- Education: Stanford University (Ph.D., 2001) Stanford University (Master of Arts) University of Southern California (Bachelor of Arts) Ewha Womans University (Bachelor of Arts)
- Scientific career
- Fields: Social Psychology
- Workplaces: Harvey Mudd & University of Southern California
- Thesis: Speech and silence: a cultural analysis of the effect of talking on psychology (2001)
- Doctoral advisor: Hazel Rose Markus

= Heejung Kim =

Social Psychologist

Heejung Kim is a South Korean psychologist and a professor in the Department of Psychological & Brain Sciences at the University of California, Santa Barbara. Her research focuses on how culture influences humans' thought process. She is co-editor of the journal Personality and Social Psychology Review.

== Career ==
Kim received her first Bachelors of Arts degree in French Literature from Ewha Womans University in Seoul, Korea. She earned a second Bachelor of Arts degree in Psychology from the University of Southern California. She completed her Masters of Arts and PhD program in Social Psychology at Stanford University in 2001. In 2002, she began working at Harvey Mudd College as an assistant professor of Humanities and Social Sciences. In 2003, she accepted the position of assistant professor at the University of California, Santa Barbara (UCSB), where she currently works as a professor in the Department of Psychological and Brain Sciences. Kim directs the Cultural Psychology Lab at UCSB where she investigates how one's culture can shape psychological processes, decision making, religion, biology, and interpersonal communication. She is a collaborator for the UCLA Social Neuroscience Lab.

Kim has worked for several publications. She worked as an associate editor for the Personality and Social Psychology Bulletin (PSPB), and was on the editorial board of Psychological Science in 2011. From 2012 to 2014, she was the associate editor at the Journal of Personality and Social Psychology (JPSP). Kim is currently a consulting editor for the Interpersonal Relations and Group Processes Section in JPSP. From 2018 to 2021, Kim will be holding the role of co-editor at Personality and Social Psychology Review with her UCSB colleague, professor David Sherman.

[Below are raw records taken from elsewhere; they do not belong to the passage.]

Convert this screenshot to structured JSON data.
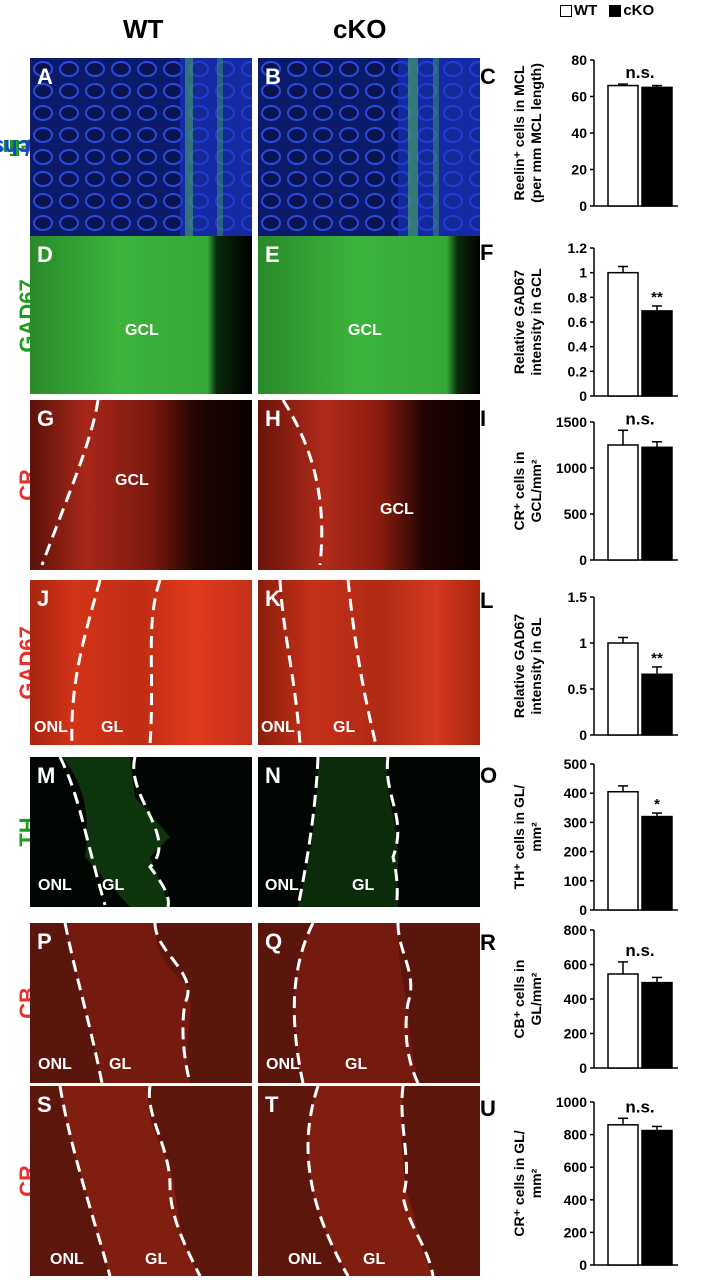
{
  "header": {
    "wt_title": "WT",
    "cko_title": "cKO",
    "legend_wt": "WT",
    "legend_cko": "cKO"
  },
  "colors": {
    "hoechst": "#1f3fd6",
    "green": "#2fb52f",
    "red": "#ee3a2a"
  },
  "rows": [
    {
      "label_parts": [
        {
          "text": "Reelin",
          "color": "#1a9e1a"
        },
        {
          "text": "/",
          "color": "#1a3fd6"
        },
        {
          "text": "Hoechst",
          "color": "#1a3fd6"
        }
      ],
      "panels": [
        "A",
        "B"
      ],
      "regions": [],
      "chart_letter": "C"
    },
    {
      "label_parts": [
        {
          "text": "GAD67",
          "color": "#1a9e1a"
        }
      ],
      "panels": [
        "D",
        "E"
      ],
      "regions": [
        "GCL"
      ],
      "chart_letter": "F"
    },
    {
      "label_parts": [
        {
          "text": "CR",
          "color": "#e8302a"
        }
      ],
      "panels": [
        "G",
        "H"
      ],
      "regions": [
        "GCL"
      ],
      "chart_letter": "I"
    },
    {
      "label_parts": [
        {
          "text": "GAD67",
          "color": "#e8302a"
        }
      ],
      "panels": [
        "J",
        "K"
      ],
      "regions": [
        "ONL",
        "GL"
      ],
      "chart_letter": "L"
    },
    {
      "label_parts": [
        {
          "text": "TH",
          "color": "#1a9e1a"
        }
      ],
      "panels": [
        "M",
        "N"
      ],
      "regions": [
        "ONL",
        "GL"
      ],
      "chart_letter": "O"
    },
    {
      "label_parts": [
        {
          "text": "CB",
          "color": "#e8302a"
        }
      ],
      "panels": [
        "P",
        "Q"
      ],
      "regions": [
        "ONL",
        "GL"
      ],
      "chart_letter": "R"
    },
    {
      "label_parts": [
        {
          "text": "CR",
          "color": "#e8302a"
        }
      ],
      "panels": [
        "S",
        "T"
      ],
      "regions": [
        "ONL",
        "GL"
      ],
      "chart_letter": "U"
    }
  ],
  "chart_data": [
    {
      "type": "bar",
      "panel": "C",
      "categories": [
        "WT",
        "cKO"
      ],
      "values": [
        66,
        65
      ],
      "errors": [
        0.8,
        1.0
      ],
      "ylabel_lines": [
        "Reelin⁺ cells in MCL",
        "(per mm MCL length)"
      ],
      "yticks": [
        "0",
        "20",
        "40",
        "60",
        "80"
      ],
      "ylim": [
        0,
        80
      ],
      "significance": "n.s."
    },
    {
      "type": "bar",
      "panel": "F",
      "categories": [
        "WT",
        "cKO"
      ],
      "values": [
        1.0,
        0.69
      ],
      "errors": [
        0.05,
        0.04
      ],
      "ylabel_lines": [
        "Relative GAD67",
        "intensity in GCL"
      ],
      "yticks": [
        "0",
        "0.2",
        "0.4",
        "0.6",
        "0.8",
        "1",
        "1.2"
      ],
      "ylim": [
        0,
        1.2
      ],
      "significance": "**"
    },
    {
      "type": "bar",
      "panel": "I",
      "categories": [
        "WT",
        "cKO"
      ],
      "values": [
        1250,
        1225
      ],
      "errors": [
        160,
        60
      ],
      "ylabel_lines": [
        "CR⁺ cells in",
        "GCL/mm²"
      ],
      "yticks": [
        "0",
        "500",
        "1000",
        "1500"
      ],
      "ylim": [
        0,
        1500
      ],
      "significance": "n.s."
    },
    {
      "type": "bar",
      "panel": "L",
      "categories": [
        "WT",
        "cKO"
      ],
      "values": [
        1.0,
        0.66
      ],
      "errors": [
        0.06,
        0.08
      ],
      "ylabel_lines": [
        "Relative GAD67",
        "intensity in GL"
      ],
      "yticks": [
        "0",
        "0.5",
        "1",
        "1.5"
      ],
      "ylim": [
        0,
        1.5
      ],
      "significance": "**"
    },
    {
      "type": "bar",
      "panel": "O",
      "categories": [
        "WT",
        "cKO"
      ],
      "values": [
        405,
        320
      ],
      "errors": [
        20,
        12
      ],
      "ylabel_lines": [
        "TH⁺ cells in GL/",
        "mm²"
      ],
      "yticks": [
        "0",
        "100",
        "200",
        "300",
        "400",
        "500"
      ],
      "ylim": [
        0,
        500
      ],
      "significance": "*"
    },
    {
      "type": "bar",
      "panel": "R",
      "categories": [
        "WT",
        "cKO"
      ],
      "values": [
        545,
        495
      ],
      "errors": [
        70,
        30
      ],
      "ylabel_lines": [
        "CB⁺ cells in",
        "GL/mm²"
      ],
      "yticks": [
        "0",
        "200",
        "400",
        "600",
        "800"
      ],
      "ylim": [
        0,
        800
      ],
      "significance": "n.s."
    },
    {
      "type": "bar",
      "panel": "U",
      "categories": [
        "WT",
        "cKO"
      ],
      "values": [
        860,
        825
      ],
      "errors": [
        40,
        25
      ],
      "ylabel_lines": [
        "CR⁺ cells in GL/",
        "mm²"
      ],
      "yticks": [
        "0",
        "200",
        "400",
        "600",
        "800",
        "1000"
      ],
      "ylim": [
        0,
        1000
      ],
      "significance": "n.s."
    }
  ]
}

Kim has held multiple positions at the Society for Personality and Social Psychology such as being a symposium reviewer for the Convention: Program Committee in 2011 and an adjunct member of the fellows committee in 2015. Since 2016, Kim has been a member of the Summer Institute for Social Psychology and Personality and was recently promoted to co-chair of this committee in 2019. She was also a mentor for the 2016 Summer Program for Undergraduate Research.

== Research ==
Kim has authored and co-authored more than 90 scientific publications which appeared in multiple renowned journals such as the JPSP, Psychological Science, PSPB, and Proceedings of the National Academy of Sciences.

Her research mostly focuses on a cultural explanation for human behaviors. One of her studies explores how cultural preferences toward uniqueness and conformity differ between East Asians and Americans. Another study discusses the cultural differences between Asians and Asian Americans group and European Americans group in how each sought and used social support. Her most recent publication focuses on a sociocultural approach to understand the motivations behind pro-environmental actions.

=== Research in news ===
Kim's research has been quoted in multiple mainstream and scientific outlets, including Psychology Today, Yahoo News, Wired Magazine, and Psych Central.

Her work on the oxytocin receptor gene OXTR has been covered by Ed Yong in Discover magazine. Previous research had shown that people with certain versions of the OXTR gene are more social and more likely to seek social support during times of stress; however, Kim's work suggests that this effect may be culturally specific. In her work, Americans showed this pattern, but in Koreans the "social" version of the OXTR gene was not associated with social support seeking (and the pattern suggested less social support seeking in distressed Koreans with this version of OXTR). Koreans tend to have concerns about overburdening friends and family with their problems and thus are less likely to seek social support during stress, whereas Americans are more likely to seek social support. Kim suggests that instead this version of OXTR may be related to adherence to social norms.

== Grants and awards ==
The National Science Foundation has granted Kim and her co-researchers over a million dollars in research funding. Funded projects include: Sociocultural Determinants of Human Motives, Oxytocin and Socio-Emotional Sensitivity: Mechanisms of Gene-Culture Interaction, RAPID: The Psychology of Fear: Cultural Orientation and Response to Ebola Threat, Culture, Social Support, and Managing Stress, and DHB: Collaborative Research: Cultural and Genetic Basis of Social Support Use.

Kim is the recipient of the 2002 Dissertation Award given by the Society of Experimental Social Psychology (SESP). In 2013, her University of California, Santa Barbara advisee, Joni Sasaki, also won the SESP Dissertation Award, making it the second time in 41 years that both mentor and advisee were awarded this prestigious title. Kim was described as one of the Revolutionary Minds in science by Seed Magazine (August 2008) and was a top-cited assistant professor in Social Psychology (Dialogue, Fall, 2007). Kim became an SPSP fellow in 2012.